Ya llega el médico; la familia lo rodeamos, ansiosos, molestos, atentos; se presenta y elabora un discurso sobre el estado de mamá. Lo que le han hecho, lo que revelan “los estudios” y “los análisis” (y aquí no hay dogma, verdad y certeza más absoluta que los estudios y los análisis, porque, aun por encima de la interpretación de los médicos y los técnicos, los estudios y los análisis contienen una verdad incuestionable e insoslayable, y tal es su efecto que ya se ha transformado en una auténtica liturgia, un evangelio). Preguntas. Muchas. Esperamos respuestas claras, concisas y, sobre todo, positivas. Pero las cosas se desarrollan de otra manera: el médico responde con una mezcla de respuestas honestas, rodeos, tecnicismos y misterios por resolver. Pongámonos en manos de Dios, dice mi hermana. Comienzan a llegar mensajes vía WhatsApp: “Espero tu mami se mejore: estamos rezando por ella”, “Ya hemos encendido un cirio, estamos orando”. Así le pregunto al médico si la oración es parte efectiva de la terapia que le dan a mamá y él responde de manera tajante que no. Perfecto. Dios no tiene por qué entrometerse con el trabajo de los médicos, pero si eso hace sentir bien a la gente, pues adelante. Yo prefiero que Dios se quede en esa oscura y remota parte del universo que no podemos detectar. Él no quiere ser molestado.

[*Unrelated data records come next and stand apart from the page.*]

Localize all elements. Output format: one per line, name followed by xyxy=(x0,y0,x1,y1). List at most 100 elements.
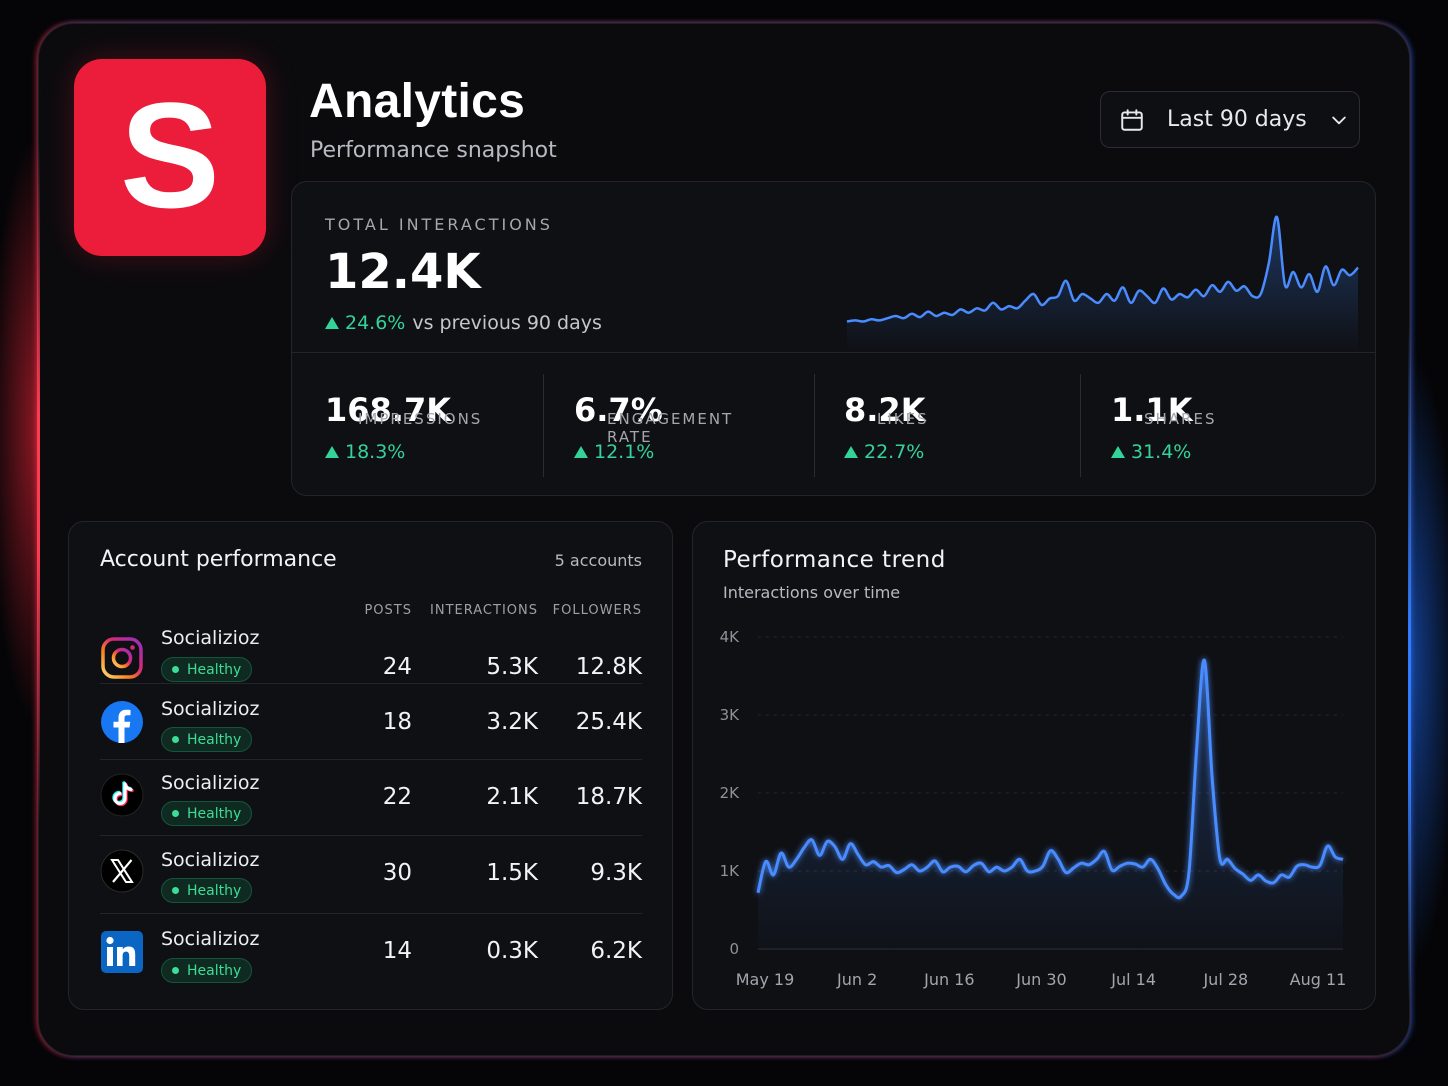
stat-engagement-rate: ENGAGEMENT RATE 6.7% 12.1% xyxy=(574,377,731,463)
total-interactions-delta: 24.6% vs previous 90 days xyxy=(325,312,602,334)
account-row-tiktok[interactable]: Socializioz Healthy 22 2.1K 18.7K xyxy=(100,760,642,836)
left-edge-glow xyxy=(37,144,40,824)
stat-label: ENGAGEMENT RATE xyxy=(607,410,734,446)
stat-delta-value: 22.7% xyxy=(864,441,925,463)
status-label: Healthy xyxy=(187,962,242,979)
date-range-label: Last 90 days xyxy=(1167,107,1307,132)
up-arrow-icon xyxy=(844,446,858,458)
account-name: Socializioz xyxy=(161,772,260,794)
stat-value: 6.7% xyxy=(574,391,663,429)
followers-value: 9.3K xyxy=(590,860,642,886)
posts-value: 18 xyxy=(382,709,412,735)
up-arrow-icon xyxy=(574,446,588,458)
status-dot xyxy=(172,810,179,817)
posts-value: 14 xyxy=(382,938,412,964)
x-tick-label: Jun 16 xyxy=(923,970,974,989)
status-label: Healthy xyxy=(187,731,242,748)
x-tick-label: Jun 30 xyxy=(1015,970,1066,989)
stat-delta: 18.3% xyxy=(325,441,451,463)
account-name: Socializioz xyxy=(161,698,260,720)
status-badge: Healthy xyxy=(161,657,253,682)
account-row-facebook[interactable]: Socializioz Healthy 18 3.2K 25.4K xyxy=(100,684,642,760)
y-tick-label: 1K xyxy=(720,862,741,880)
followers-value: 25.4K xyxy=(575,709,642,735)
delta-comparison: vs previous 90 days xyxy=(412,312,602,334)
column-header-followers: FOLLOWERS xyxy=(552,603,642,618)
chevron-down-icon xyxy=(1331,116,1346,124)
followers-value: 6.2K xyxy=(590,938,642,964)
summary-card: TOTAL INTERACTIONS 12.4K 24.6% vs previo… xyxy=(291,181,1376,496)
performance-trend-chart: 0 1K 2K 3K 4K May 19 Jun 2 Jun 16 Jun 30 Jul 14 J… xyxy=(720,628,1347,989)
y-axis-ticks: 0 1K 2K 3K 4K xyxy=(720,628,741,958)
stat-separator xyxy=(543,374,544,477)
stat-separator xyxy=(1080,374,1081,477)
status-label: Healthy xyxy=(187,882,242,899)
interactions-value: 1.5K xyxy=(486,860,538,886)
stat-separator xyxy=(814,374,815,477)
stat-delta-value: 18.3% xyxy=(345,441,406,463)
trend-area xyxy=(758,660,1343,949)
stat-delta: 12.1% xyxy=(574,441,663,463)
posts-value: 30 xyxy=(382,860,412,886)
account-name: Socializioz xyxy=(161,928,260,950)
up-arrow-icon xyxy=(325,317,339,329)
column-header-posts: POSTS xyxy=(364,603,412,618)
trend-line xyxy=(756,658,1344,900)
page-title: Analytics xyxy=(309,75,526,128)
interactions-sparkline xyxy=(846,215,1359,352)
y-tick-label: 3K xyxy=(720,706,741,724)
status-label: Healthy xyxy=(187,661,242,678)
stat-likes: LIKES 8.2K 22.7% xyxy=(844,377,927,463)
account-name: Socializioz xyxy=(161,849,260,871)
status-badge: Healthy xyxy=(161,958,253,983)
status-dot xyxy=(172,736,179,743)
followers-value: 12.8K xyxy=(575,654,642,680)
x-tick-label: Jun 2 xyxy=(836,970,877,989)
page-subtitle: Performance snapshot xyxy=(310,138,557,163)
stat-label: SHARES xyxy=(1144,410,1217,428)
status-dot xyxy=(172,666,179,673)
y-tick-label: 0 xyxy=(729,940,739,958)
stat-delta-value: 31.4% xyxy=(1131,441,1192,463)
stat-value: 1.1K xyxy=(1111,391,1193,429)
followers-value: 18.7K xyxy=(575,784,642,810)
stat-shares: SHARES 1.1K 31.4% xyxy=(1111,377,1214,463)
account-row-x[interactable]: Socializioz Healthy 30 1.5K 9.3K xyxy=(100,836,642,914)
x-axis-ticks: May 19 Jun 2 Jun 16 Jun 30 Jul 14 Jul 28 Aug 1… xyxy=(736,970,1347,989)
up-arrow-icon xyxy=(1111,446,1125,458)
performance-trend-card: Performance trend Interactions over time… xyxy=(692,521,1376,1010)
x-tick-label: Aug 11 xyxy=(1290,970,1347,989)
posts-value: 24 xyxy=(382,654,412,680)
y-tick-label: 2K xyxy=(720,784,741,802)
status-badge: Healthy xyxy=(161,878,253,903)
interactions-value: 3.2K xyxy=(486,709,538,735)
status-dot xyxy=(172,887,179,894)
stat-value: 168.7K xyxy=(325,391,452,429)
stat-impressions: IMPRESSIONS 168.7K 18.3% xyxy=(325,377,480,463)
calendar-icon xyxy=(1121,108,1143,131)
right-edge-glow xyxy=(1408,324,1411,1004)
total-interactions-value: 12.4K xyxy=(325,244,481,300)
account-row-instagram[interactable]: Socializioz Healthy 24 5.3K 12.8K xyxy=(100,610,642,684)
status-label: Healthy xyxy=(187,805,242,822)
card-divider xyxy=(292,352,1375,353)
interactions-value: 2.1K xyxy=(486,784,538,810)
status-dot xyxy=(172,967,179,974)
row-divider xyxy=(100,759,642,760)
sparkline-line xyxy=(846,215,1359,323)
account-name: Socializioz xyxy=(161,627,260,649)
interactions-value: 0.3K xyxy=(486,938,538,964)
facebook-icon xyxy=(101,701,143,743)
stat-delta: 31.4% xyxy=(1111,441,1192,463)
row-divider xyxy=(100,683,642,684)
account-row-linkedin[interactable]: Socializioz Healthy 14 0.3K 6.2K xyxy=(100,914,642,992)
date-range-dropdown[interactable]: Last 90 days xyxy=(1100,91,1360,148)
interactions-value: 5.3K xyxy=(486,654,538,680)
tiktok-icon xyxy=(100,773,144,817)
x-tick-label: Jul 14 xyxy=(1110,970,1156,989)
posts-value: 22 xyxy=(382,784,412,810)
x-icon xyxy=(100,849,144,893)
status-badge: Healthy xyxy=(161,801,253,826)
stat-delta-value: 12.1% xyxy=(594,441,655,463)
account-performance-title: Account performance xyxy=(100,547,337,572)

Finalmente mamá parece ir mejorando. Me encamino hacia el elevador y este me lleva a un sitio en el que no había estado antes. Preguntando encuentro mi camino por el laberinto de aquel nosocomio y al abrir la puerta que da al estacionamiento, respiro una bocanada de aire fresco, contaminado y con mucho sol.
Nunca me sentí más feliz de estar en la calle y fuera de ese lugar.